Training, Rennen, Training, Rennen, Training, …

Seit langem finde ich wieder die Zeit um ein paar Worte zu schreiben.

Viel habe ich getan in den letzten Wintermonaten. Zwei harte Trainingswochen bei bestem Wetter auf der Vulkaninsel Lanzarote. Dazu das „Lanzarote 4 Stage Race“ rund um die Insel waren die ersten Höhepunkte.

Es lief für mich sehr gut. Auf dem technisch schweren Kurs fuhr ich am Ende auf einen zwölften Gesamtrang. Damit war ich bei der internationalen Top Besetzung sehr zufrieden. Ich konnte mich immer nahe der Spitze halten und fuhr bessere Zielzeiten als 2011. Den Sieg holte sich U23 Weltmeister Thomas Litscher (Felt-Ötztal) aus der Schweiz.

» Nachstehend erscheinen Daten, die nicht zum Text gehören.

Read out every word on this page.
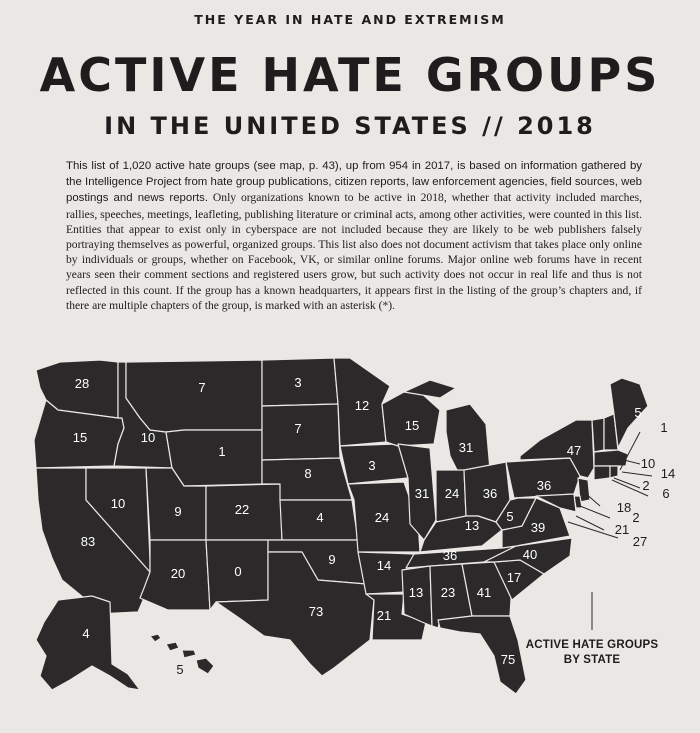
THE YEAR IN HATE AND EXTREMISM
ACTIVE HATE GROUPS
IN THE UNITED STATES // 2018

This list of 1,020 active hate groups (see map, p. 43), up from 954 in 2017, is based on information gathered by the Intelligence Project from hate group publications, citizen reports, law enforcement agencies, field sources, web postings and news reports. Only organizations known to be active in 2018, whether that activity included marches, rallies, speeches, meetings, leafleting, publishing literature or criminal acts, among other activities, were counted in this list. Entities that appear to exist only in cyberspace are not included because they are likely to be web publishers falsely portraying themselves as powerful, organized groups. This list also does not document activism that takes place only online by individuals or groups, whether on Facebook, VK, or similar online forums. Major online web forums have in recent years seen their comment sections and registered users grow, but such activity does not occur in real life and thus is not reflected in this count. If the group has a known headquarters, it appears first in the listing of the group’s chapters and, if there are multiple chapters of the group, is marked with an asterisk (*).

28
15
83
10
10
7
1
9
20
22
0
3
7
8
4
9
73
12
3
24
14
21
15
31
31
24 36
13
36
13 23 41
75
17
40
39
5
36
47
5
4
5
1
10
14
2
6
18
2
21
27
ACTIVE HATE GROUPS
BY STATE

Nach kurzer Pause in der Heimat ging es zum Leistungstest nach Würzburg. Auch hier wurde die Form bestätigt. Jetzt muss ich es nur noch umsetzten…

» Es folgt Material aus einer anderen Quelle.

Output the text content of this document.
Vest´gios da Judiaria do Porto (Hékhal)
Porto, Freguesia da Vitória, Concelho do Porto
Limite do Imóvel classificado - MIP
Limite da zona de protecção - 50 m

Einen Tag später ging es über Zürich nach Larnaca auf Zypern. Noch mal zwei Wochen hart arbeiten und dann hoffen die Form für eine lange und harte Saison geschaffen zu haben.

Am Flughafen holten wir erstmal unseren IZUZU 4×4 Jeep. Endlich mal ein gescheites Mietauto :-) Zwar hatte man Linksverkehr, aber auch das war nach fünf Minuten kein Problem mehr.

Die ersten drei Tage trainierten wie lange Ausdauereinheiten und kleinere Intervalle. Direkt im Anschluss ging es für drei Tage zum Sunshine Cup. Fast die komplette Weltelite stand dort am Start, da es für viele Fahrer um wichtige Punkte für Olympia ging.

Timetrail, Marathon und Cross-Country Rennen auf einer spektakulären Strecke erwartete die Fahrer und Zuschauer.

Ich selber ging durch die Vorbelastung nicht erholt an den Start. Mehr als hartes Training stand aber auch nicht auf den Plan für mich. Ich fühlte mich trotzdem immer gut und gerade Fahrtechnik und Tempohärte konnte ich hier ausprägen. Zufrieden ging ich danach in eine zweitägige Pause.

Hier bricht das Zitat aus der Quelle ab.